Reputation: 11
I am able to scrape data using Beautifulsoup and now looking to generate a file containing all the data from which I scraped using Beautiful Soup.
file = open("copy.txt", "w")
data = soup.get_text()
data
file.write(soup.get_text())
file.close()
I don't see all the tag and entire content in the text file. Any Idea on how to achieve it?
Upvotes: 1
Views: 4351
Reputation: 17322
you can use:
with open("copy.txt", "w") as file:
file.write(str(soup))
if you have a list of URLs that will be scraped and then you want to store each URL scraped in a different file, you can try:
my_urls = [url_1, url_2, ..., url_n]
for index, url in enumerate(my_urls):
# .............
# some code to scrape
with open(f"scraped_{index}.txt", "w") as file:
file.write(str(soup))
Upvotes: 1
Reputation: 614
Quick solution:
You need to just convert the soup to string.
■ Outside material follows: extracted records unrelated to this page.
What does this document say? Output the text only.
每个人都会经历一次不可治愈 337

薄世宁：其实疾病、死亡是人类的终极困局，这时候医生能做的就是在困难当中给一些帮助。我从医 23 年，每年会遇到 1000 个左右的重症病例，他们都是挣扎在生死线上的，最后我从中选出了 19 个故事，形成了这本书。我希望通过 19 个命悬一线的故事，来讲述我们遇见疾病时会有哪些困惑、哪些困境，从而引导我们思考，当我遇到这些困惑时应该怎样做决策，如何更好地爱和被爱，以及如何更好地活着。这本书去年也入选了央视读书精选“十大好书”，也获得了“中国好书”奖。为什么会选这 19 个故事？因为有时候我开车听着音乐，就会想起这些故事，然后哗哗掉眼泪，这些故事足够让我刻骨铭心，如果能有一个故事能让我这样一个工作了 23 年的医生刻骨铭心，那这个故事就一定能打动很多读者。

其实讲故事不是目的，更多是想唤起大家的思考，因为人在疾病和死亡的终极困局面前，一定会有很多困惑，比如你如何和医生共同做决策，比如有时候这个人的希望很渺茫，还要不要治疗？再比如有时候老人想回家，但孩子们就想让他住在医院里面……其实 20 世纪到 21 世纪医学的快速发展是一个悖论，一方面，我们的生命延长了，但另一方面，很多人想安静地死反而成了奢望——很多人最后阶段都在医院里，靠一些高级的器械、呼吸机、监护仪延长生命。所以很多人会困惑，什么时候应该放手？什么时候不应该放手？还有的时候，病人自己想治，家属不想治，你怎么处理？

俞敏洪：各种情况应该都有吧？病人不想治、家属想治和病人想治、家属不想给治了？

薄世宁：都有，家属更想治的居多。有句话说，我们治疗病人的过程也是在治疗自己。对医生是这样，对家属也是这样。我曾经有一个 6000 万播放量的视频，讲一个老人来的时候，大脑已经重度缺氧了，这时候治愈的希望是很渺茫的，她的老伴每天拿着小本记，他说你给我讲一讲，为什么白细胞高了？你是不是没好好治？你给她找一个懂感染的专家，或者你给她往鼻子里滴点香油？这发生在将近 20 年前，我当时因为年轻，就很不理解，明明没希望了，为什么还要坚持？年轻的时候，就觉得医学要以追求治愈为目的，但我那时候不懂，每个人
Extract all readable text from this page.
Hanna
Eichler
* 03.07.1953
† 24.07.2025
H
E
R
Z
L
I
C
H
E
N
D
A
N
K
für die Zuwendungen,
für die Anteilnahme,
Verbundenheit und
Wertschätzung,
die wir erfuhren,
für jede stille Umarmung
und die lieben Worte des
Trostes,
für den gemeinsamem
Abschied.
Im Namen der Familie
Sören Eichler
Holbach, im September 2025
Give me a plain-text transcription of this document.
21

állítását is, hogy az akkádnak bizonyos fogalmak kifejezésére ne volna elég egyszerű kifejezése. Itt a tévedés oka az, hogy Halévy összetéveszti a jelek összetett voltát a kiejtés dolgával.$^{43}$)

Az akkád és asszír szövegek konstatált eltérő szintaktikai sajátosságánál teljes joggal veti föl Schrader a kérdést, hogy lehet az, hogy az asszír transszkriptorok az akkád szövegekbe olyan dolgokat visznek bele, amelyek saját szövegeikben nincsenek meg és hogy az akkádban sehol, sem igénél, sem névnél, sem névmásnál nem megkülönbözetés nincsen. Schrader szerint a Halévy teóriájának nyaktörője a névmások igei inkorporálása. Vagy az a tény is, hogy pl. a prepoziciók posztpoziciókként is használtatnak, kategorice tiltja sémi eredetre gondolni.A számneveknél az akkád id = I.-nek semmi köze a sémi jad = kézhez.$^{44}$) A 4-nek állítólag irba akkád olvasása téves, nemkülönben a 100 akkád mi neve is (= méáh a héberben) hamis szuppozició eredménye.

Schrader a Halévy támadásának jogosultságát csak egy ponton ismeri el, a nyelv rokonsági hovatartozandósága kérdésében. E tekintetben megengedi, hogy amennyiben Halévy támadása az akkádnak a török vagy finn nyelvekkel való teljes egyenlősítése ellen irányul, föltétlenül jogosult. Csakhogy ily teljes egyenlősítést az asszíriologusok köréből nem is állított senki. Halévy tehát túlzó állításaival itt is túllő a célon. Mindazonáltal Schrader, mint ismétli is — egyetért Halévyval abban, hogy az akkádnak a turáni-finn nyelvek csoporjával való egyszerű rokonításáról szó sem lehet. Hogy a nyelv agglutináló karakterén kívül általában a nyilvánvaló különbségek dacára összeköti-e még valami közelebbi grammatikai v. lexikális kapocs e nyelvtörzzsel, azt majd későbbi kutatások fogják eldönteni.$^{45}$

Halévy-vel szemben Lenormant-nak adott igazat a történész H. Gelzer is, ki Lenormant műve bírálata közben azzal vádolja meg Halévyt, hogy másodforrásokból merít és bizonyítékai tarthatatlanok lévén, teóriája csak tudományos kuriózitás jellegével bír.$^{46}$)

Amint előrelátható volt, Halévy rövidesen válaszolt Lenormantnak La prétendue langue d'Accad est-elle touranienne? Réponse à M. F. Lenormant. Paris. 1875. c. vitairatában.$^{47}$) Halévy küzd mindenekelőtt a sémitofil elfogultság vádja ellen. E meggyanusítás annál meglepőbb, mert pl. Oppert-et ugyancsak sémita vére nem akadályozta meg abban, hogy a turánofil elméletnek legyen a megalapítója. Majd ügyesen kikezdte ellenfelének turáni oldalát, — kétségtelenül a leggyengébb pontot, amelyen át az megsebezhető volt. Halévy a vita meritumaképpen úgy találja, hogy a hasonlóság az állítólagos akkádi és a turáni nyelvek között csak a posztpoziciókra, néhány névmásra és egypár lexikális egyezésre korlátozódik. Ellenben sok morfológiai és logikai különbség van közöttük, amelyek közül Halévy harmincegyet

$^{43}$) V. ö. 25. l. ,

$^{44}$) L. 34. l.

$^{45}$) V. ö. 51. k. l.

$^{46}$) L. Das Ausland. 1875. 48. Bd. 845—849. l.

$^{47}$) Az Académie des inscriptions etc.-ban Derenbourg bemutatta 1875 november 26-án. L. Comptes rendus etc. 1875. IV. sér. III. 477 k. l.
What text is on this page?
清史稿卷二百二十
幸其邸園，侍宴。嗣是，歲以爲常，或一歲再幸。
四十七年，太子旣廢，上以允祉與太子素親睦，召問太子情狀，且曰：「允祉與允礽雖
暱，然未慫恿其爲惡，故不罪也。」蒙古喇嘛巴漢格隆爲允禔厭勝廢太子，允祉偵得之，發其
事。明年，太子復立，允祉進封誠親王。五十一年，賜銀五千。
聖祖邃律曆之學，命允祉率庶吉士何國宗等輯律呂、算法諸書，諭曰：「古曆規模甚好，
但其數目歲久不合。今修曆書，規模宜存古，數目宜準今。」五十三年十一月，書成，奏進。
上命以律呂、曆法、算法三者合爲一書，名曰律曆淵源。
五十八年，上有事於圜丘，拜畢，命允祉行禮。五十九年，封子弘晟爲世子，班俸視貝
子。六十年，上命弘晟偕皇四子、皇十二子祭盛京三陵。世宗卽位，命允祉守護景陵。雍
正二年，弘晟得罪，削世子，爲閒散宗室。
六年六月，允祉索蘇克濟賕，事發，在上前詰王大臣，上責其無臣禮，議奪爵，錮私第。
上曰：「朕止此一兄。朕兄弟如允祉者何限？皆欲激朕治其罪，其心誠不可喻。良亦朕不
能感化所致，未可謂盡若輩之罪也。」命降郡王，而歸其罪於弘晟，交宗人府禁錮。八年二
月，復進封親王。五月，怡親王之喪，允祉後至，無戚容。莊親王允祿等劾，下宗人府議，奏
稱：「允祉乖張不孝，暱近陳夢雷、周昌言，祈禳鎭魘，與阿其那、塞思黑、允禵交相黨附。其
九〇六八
Using a test site, in case others wish to follow:
from bs4 import BeautifulSoup as BS
import requests
r = requests.get("https://webscraper.io/test-sites/e-commerce/allinone")
soup = BS(r.content)
file = open("copy.txt", "w")
file.write(str(soup))
file.close()
Slightly better solution:
It's better practice to use a context for your file IO (use with
):
from bs4 import BeautifulSoup as BS
import requests
r = requests.get("https://webscraper.io/test-sites/e-commerce/allinone")
soup = BS(r.content)
with open("copy.txt", "w") as file:
file.write(str(soup))
Upvotes: 0